A minha irmã, Laura, sempre foi frágil, tanto de corpo como de espírito. As palavras duras do meu tio fizeram-na começar a chorar.
"Tio, a culpa não é da Ana. Eu é que preciso de cuidados, eu..."
A voz dela era fraca e trémula.
O meu tio interrompeu-a bruscamente.
"Tu? A única coisa que fazes é dar problemas! Se não fosses tu e a tua doença, a Ana não estaria a criar este escândalo todo. O Pedro tem sido um santo, a aturar-vos às duas! E é assim que vocês lhe pagam?"
Senti o sangue a ferver.
Tirei o telemóvel da mão da Laura.
"Tio Tiago, a minha irmã acabou de sair de uma cirurgia de transplante. O que o senhor quer exatamente?"
A minha voz era gelada.
Houve um silêncio do outro lado da linha, depois a voz dele voltou, ainda mais irritada.
"Ana? Então és tu. Ótimo. O que se passa contigo? O Pedro salva a tua prima de um incêndio e tu queres o divórcio? Onde está a tua gratidão? A tua mãe não te ensinou a ter bom senso?"
"A minha mãe ensinou-me a não ser um capacho para ninguém," respondi, com a voz firme. "E o Pedro não salvou a Sofia 'a caminho'. Ele escolheu ir para lá. Ele escolheu ignorar-nos."
"Que disparate! Ele é bombeiro, é o dever dele!"
"O dever dele era estar aqui, comigo e com a irmã dele, que estava a receber um órgão meu! Ou isso não conta como uma emergência para si?"
"Tu és inacreditável! Estás a comparar a tua cirurgia planeada com um incêndio imprevisível? A Sofia podia ter morrido!"
"E a Laura? Acha que um transplante de rim é um passeio no parque? Ela podia ter morrido à espera deste rim!"
A minha paciência esgotou-se.
"Escute, Tio. O meu casamento com o Pedro é um assunto nosso. Não se meta."

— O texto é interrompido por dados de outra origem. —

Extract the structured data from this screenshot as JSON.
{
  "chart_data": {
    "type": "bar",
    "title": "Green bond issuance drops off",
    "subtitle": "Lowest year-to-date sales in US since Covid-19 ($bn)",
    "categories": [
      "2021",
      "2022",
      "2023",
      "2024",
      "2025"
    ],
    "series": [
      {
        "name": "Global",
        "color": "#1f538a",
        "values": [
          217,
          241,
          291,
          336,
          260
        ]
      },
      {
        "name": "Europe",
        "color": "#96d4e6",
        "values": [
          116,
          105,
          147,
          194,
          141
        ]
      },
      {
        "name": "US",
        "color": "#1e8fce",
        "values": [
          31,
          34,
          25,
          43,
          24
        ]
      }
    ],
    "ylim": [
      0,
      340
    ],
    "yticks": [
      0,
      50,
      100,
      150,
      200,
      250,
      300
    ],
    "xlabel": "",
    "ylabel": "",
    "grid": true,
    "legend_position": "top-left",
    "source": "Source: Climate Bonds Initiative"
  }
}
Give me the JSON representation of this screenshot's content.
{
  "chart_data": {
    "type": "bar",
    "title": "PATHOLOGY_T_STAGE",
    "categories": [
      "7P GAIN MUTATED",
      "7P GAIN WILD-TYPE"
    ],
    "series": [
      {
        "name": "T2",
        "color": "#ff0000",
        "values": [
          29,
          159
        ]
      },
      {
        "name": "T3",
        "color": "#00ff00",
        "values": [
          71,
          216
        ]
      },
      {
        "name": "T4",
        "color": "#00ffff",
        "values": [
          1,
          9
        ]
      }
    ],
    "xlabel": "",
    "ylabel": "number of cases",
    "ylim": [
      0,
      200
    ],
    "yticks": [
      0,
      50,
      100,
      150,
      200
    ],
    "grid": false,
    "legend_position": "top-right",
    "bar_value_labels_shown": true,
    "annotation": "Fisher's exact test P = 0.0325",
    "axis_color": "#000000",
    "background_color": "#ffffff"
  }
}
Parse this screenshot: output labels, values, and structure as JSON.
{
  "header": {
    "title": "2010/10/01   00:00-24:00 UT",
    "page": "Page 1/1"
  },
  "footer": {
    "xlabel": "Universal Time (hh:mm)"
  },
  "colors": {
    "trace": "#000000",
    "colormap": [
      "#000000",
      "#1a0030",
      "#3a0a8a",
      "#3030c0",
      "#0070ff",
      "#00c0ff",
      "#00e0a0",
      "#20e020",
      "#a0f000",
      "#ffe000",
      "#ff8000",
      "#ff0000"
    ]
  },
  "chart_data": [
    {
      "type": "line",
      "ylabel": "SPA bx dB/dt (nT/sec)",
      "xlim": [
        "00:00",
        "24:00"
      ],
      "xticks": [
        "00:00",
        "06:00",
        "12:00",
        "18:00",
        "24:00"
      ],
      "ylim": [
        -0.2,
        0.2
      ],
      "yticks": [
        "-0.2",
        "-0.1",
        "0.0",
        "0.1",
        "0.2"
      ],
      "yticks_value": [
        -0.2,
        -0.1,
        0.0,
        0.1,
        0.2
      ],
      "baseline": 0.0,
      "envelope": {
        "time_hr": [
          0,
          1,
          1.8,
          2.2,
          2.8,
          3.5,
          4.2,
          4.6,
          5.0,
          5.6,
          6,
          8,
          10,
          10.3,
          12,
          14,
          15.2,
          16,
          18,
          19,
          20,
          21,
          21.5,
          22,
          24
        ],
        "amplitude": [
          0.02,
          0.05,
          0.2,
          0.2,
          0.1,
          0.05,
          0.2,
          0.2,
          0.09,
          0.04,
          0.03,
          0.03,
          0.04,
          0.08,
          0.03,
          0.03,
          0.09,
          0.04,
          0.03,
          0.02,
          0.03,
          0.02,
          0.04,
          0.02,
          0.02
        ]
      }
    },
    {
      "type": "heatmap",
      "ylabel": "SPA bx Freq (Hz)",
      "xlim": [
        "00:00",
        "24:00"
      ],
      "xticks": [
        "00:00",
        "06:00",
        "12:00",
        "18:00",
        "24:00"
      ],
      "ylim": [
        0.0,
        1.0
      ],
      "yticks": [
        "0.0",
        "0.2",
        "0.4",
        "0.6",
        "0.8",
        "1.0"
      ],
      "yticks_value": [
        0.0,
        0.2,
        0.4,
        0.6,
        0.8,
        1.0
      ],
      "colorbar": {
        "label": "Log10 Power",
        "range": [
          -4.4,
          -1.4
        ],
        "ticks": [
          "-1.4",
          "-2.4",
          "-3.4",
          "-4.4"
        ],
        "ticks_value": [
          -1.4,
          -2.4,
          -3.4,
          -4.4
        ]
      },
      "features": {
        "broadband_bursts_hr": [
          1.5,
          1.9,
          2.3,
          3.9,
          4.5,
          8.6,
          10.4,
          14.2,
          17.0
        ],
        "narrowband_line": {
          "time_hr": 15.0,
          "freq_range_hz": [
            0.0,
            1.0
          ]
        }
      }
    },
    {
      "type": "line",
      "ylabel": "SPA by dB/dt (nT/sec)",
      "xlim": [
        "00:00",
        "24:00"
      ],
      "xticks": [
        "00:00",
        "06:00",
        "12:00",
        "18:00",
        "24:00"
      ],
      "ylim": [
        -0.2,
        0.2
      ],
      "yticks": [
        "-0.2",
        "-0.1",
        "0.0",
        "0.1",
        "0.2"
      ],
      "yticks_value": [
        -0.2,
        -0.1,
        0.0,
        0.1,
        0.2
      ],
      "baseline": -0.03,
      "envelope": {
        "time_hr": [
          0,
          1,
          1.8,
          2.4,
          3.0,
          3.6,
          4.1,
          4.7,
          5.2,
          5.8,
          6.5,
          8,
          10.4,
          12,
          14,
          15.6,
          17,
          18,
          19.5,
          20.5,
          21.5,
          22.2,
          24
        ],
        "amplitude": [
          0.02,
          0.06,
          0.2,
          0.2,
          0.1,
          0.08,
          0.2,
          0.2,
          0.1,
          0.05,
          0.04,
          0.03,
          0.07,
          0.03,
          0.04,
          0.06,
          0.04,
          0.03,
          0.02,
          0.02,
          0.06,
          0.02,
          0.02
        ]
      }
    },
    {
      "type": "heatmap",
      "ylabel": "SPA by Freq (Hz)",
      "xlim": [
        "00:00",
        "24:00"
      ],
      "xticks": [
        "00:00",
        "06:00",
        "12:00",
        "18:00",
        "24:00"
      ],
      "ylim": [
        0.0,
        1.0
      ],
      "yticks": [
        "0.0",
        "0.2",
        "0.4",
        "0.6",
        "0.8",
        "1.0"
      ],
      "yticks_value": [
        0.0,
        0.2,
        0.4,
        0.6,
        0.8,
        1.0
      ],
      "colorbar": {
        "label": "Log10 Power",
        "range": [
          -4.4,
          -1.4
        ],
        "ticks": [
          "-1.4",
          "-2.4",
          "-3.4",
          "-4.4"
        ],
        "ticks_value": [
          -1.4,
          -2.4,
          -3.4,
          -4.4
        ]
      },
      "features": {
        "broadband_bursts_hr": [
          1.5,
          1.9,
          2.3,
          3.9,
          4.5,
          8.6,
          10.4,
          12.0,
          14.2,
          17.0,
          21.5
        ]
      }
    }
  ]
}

"Como te atreves a falar assim comigo? Eu sou o teu tio! Sou o chefe desta família!"
"O senhor não é chefe de nada na minha vida. Adeus."
Desliguei o telefone e atirei-o para a cama.
A Laura olhava para mim, com os olhos arregalados e cheios de lágrimas.
"Ana, o que fizeste? O tio vai ficar furioso."
"Deixa-o ficar," disse eu, sentindo uma calma estranha apossar-se de mim. "Já não me importa."
"Mas... e o Pedro? Tu amas o Pedro."
Olhei para a minha irmã. O rosto dela estava pálido, os lábios tremiam. Ela parecia tão pequena e indefesa.
"Eu amava, Laura. Mas o amor não pode ser uma via de sentido único."
Sentei-me na beira da sua cama, com cuidado para não tocar nos tubos.
"Ouve, tu agora tens um rim novo. O meu rim. Vais ficar boa e forte. Nós as duas vamos ficar bem. Sozinhas."
Ela abanou a cabeça. "Não, Ana. Eu sou um fardo. Foi por minha causa que..."
"Não," interrompi-a, com mais firmeza do que pretendia. "Nunca mais digas isso. Tu não és um fardo. Tu és a minha irmã."
Peguei na mão dela. Estava fria.
"Nós vamos ultrapassar isto. Juntas."
Naquela noite, não consegui dormir. A dor da cirurgia era constante, mas a dor no meu peito era pior. Cada vez que fechava os olhos, via o rosto do Pedro, não o rosto preocupado que eu conhecia, mas um rosto zangado e distante.
Lembrei-me do dia em que nos casámos. Ele prometeu cuidar de mim, na saúde e na doença. Uma promessa vazia, como tantas outras.
O incêndio, a Sofia, o gato... tudo isso foram apenas desculpas. A verdade era que, quando precisei dele, ele não estava lá. E essa era uma verdade que eu não podia mais ignorar.